CRUCIFICAR A CARNE = É feita por nós e não a nós. É diferente de Gl 2:20 e Rm 6:6 – Não se trata de morrer, o que já experimentamos através de nossa união com Cristo: é antes um deliberado MATAR A CARNE. O que significa isso? Vejamos:

Mc 8:34 = Todo discípulo de Cristo deve comportar-se como um criminoso condenado e carregar a sua cruz até o lugar da execução. Temos que tomar a nossa carne e pregá-la (crucificá-la) na cruz.

A rejeição que o cristão faz da sua velha natureza tem de ser impiedosa.

A crucificação não era uma forma agradável de execução, nem era administrada a pessoas simpáticas e finas; era reservada para os piores criminosos. Se temos que crucificar a carne, está claro que ela não é algo respeitável, que deva ser tratado com cortesia e deferência, mas uma coisa tão maligna que nada mais merece a não ser a crucificação.

A nossa rejeição da velha natureza será dolorosa. A crucificação era uma forma de execução acompanhada de intensas dores. A rejeição da nossa velha natureza tem de ser decisiva. A morte pela crucificação, embora fosse lenta, era uma morte certa. Os criminosos que eram pregados na cruz não sobreviviam. A crucificação produzia morte não súbita, mas gradual.

Os verdadeiros cristãos não conseguem destruir a carne completamente enquanto se encontram aqui embaixo; mas eles a fixaram na cruz e estão determinados mantê-la ali até que expire.

V – ANDAR EM ESPÍRITO:

Gl 5.16, 18, 25 – Há diferença clara entre “ser guiado pelo Espírito” e “andar no Espírito”, pois a primeira expressão está na voz passiva e a segunda na voz ativa.

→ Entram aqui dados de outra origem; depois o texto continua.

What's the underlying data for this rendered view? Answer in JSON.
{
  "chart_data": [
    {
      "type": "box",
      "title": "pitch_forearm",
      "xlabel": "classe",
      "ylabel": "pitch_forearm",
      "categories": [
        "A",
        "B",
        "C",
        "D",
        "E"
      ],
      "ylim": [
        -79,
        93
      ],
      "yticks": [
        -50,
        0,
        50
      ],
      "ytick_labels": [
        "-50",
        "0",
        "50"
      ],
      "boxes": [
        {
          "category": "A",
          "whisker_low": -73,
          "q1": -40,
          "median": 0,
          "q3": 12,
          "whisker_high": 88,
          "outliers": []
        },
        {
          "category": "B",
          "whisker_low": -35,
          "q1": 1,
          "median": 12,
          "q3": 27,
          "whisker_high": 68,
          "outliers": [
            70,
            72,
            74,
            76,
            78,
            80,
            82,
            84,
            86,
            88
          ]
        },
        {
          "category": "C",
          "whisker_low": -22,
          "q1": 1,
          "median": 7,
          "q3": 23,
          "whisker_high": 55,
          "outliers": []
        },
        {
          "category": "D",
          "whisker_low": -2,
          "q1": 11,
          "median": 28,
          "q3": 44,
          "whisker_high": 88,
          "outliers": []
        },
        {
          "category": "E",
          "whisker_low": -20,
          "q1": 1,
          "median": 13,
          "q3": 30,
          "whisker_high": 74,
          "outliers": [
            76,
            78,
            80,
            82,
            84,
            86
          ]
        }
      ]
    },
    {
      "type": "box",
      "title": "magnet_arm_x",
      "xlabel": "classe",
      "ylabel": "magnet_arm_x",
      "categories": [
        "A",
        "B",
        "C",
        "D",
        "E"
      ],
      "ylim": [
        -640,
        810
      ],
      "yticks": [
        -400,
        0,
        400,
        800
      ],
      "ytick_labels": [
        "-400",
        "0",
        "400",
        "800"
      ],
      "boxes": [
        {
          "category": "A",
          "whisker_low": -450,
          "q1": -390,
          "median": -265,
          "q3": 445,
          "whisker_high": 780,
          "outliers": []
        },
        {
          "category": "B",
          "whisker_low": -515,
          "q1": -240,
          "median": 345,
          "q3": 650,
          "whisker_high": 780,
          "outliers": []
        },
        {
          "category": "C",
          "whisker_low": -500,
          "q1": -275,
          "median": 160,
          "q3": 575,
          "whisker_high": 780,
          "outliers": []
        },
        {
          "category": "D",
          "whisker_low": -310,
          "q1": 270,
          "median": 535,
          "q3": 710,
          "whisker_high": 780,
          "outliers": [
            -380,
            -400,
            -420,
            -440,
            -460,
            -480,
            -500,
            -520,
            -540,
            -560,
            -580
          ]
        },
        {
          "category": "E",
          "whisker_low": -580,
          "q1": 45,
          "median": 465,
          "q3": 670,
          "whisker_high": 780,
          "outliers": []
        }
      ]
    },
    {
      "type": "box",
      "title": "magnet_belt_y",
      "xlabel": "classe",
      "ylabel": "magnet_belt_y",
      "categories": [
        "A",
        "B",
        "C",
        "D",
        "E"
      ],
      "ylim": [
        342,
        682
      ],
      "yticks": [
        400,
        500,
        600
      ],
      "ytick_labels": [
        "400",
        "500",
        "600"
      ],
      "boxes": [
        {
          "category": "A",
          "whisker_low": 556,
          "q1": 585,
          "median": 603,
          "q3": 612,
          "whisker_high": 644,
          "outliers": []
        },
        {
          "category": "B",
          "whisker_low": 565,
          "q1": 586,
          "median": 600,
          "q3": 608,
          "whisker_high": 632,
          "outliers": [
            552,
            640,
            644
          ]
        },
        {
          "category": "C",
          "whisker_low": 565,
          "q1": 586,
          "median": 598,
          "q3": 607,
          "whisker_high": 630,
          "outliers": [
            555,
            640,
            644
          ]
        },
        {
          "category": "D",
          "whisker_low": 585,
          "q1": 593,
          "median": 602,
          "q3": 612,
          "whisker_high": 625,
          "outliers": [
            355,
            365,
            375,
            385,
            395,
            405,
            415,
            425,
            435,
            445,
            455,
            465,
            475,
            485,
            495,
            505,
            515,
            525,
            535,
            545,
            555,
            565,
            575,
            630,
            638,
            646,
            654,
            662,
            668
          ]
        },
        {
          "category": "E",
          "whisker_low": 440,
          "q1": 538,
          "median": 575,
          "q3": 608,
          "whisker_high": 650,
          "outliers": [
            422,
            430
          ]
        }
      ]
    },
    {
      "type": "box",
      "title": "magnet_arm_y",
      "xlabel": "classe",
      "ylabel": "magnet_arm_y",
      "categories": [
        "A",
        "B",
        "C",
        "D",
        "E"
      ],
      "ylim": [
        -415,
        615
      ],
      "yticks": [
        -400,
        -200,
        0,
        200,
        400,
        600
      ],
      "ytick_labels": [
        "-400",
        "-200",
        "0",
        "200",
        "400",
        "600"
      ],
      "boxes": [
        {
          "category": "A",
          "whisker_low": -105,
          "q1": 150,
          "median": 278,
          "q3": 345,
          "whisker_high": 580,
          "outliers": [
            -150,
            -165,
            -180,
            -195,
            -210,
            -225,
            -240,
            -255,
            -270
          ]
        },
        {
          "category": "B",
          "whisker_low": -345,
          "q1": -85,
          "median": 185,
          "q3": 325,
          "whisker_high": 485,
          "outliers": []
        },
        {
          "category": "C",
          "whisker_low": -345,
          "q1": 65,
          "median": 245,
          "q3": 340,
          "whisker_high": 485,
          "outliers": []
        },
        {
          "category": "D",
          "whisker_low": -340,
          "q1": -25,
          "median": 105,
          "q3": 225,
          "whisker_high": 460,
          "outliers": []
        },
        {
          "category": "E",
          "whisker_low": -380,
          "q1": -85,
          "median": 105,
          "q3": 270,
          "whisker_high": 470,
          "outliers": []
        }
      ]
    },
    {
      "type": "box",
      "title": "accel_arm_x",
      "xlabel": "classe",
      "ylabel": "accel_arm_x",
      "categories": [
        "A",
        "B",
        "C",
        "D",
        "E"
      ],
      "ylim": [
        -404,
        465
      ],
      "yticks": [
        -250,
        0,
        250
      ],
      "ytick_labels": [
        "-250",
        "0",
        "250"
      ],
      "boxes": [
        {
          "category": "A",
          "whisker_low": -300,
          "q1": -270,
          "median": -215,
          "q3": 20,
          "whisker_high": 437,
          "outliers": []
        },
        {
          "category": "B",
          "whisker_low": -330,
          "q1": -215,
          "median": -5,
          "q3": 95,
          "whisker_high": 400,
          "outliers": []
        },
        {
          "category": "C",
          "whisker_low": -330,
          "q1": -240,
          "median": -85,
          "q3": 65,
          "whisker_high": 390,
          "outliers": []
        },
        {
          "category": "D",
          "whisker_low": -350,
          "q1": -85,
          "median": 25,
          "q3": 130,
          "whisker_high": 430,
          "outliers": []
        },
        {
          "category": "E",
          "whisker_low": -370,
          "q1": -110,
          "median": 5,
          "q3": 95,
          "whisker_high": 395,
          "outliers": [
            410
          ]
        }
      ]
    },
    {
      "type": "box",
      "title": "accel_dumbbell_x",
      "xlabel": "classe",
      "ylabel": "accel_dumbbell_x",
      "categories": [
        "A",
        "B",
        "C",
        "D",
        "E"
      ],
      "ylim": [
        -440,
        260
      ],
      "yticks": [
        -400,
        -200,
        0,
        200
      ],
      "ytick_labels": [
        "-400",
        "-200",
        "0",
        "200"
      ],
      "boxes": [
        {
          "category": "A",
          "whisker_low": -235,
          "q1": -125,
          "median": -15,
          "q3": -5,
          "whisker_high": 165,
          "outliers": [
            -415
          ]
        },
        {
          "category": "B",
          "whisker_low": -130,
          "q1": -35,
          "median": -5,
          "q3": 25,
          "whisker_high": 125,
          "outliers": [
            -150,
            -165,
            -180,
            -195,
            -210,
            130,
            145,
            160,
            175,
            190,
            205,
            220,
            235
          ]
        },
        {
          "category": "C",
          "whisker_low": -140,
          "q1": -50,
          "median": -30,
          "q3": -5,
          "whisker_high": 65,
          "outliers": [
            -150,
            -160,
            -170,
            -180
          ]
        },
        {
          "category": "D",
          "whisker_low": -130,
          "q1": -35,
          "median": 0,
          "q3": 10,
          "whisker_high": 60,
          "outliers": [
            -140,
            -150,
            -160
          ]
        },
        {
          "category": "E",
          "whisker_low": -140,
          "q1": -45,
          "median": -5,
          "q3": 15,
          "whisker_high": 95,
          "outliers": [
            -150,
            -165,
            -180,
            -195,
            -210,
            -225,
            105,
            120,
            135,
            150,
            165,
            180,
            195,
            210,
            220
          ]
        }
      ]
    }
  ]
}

É o Espírito quem guia, mas quem anda somos nós, guiados pelo Espírito.

O verbo se usa para com o fazendeiro que pastoreia o gado; o pastor que conduz as ovelhas; os soldados que acompanham um prisioneiro ao tribunal ou à prisão e para o vento que impele um navio. É usado referindo-se tanto aos maus quanto aos bons Espíritos (I Cor 12:2; Ef 2:2; Lc 4:1-2: Rm 8:14).

Portanto, assim como devemos crucificar a carne, repudiando o que sabemos ser errado, também devemos andar no Espírito, dispondo-nos a seguir o que sabemos ser p que é certo. E se é importante que sejamos cruéis no abandono das coisas da carne, também é de suma importância sermos disciplinados quando abraçamos as coisas do Espírito (Rm 8:5-6; Cl 3:1-2; Fp 4:8).

VI – CONSIDERAÇÕES FINAIS:

Enquanto fazemos morrer as obras do corpo, viveremos (Rm 8:13);

Enquanto pormos nossos olhos nas coisas do Espírito, encontramos vida e paz (Rm 8:6).

O Espírito Santo domina nossa carne à medida que a mortificamos e à medida que pormos nossa mente nas coisas do Espírito.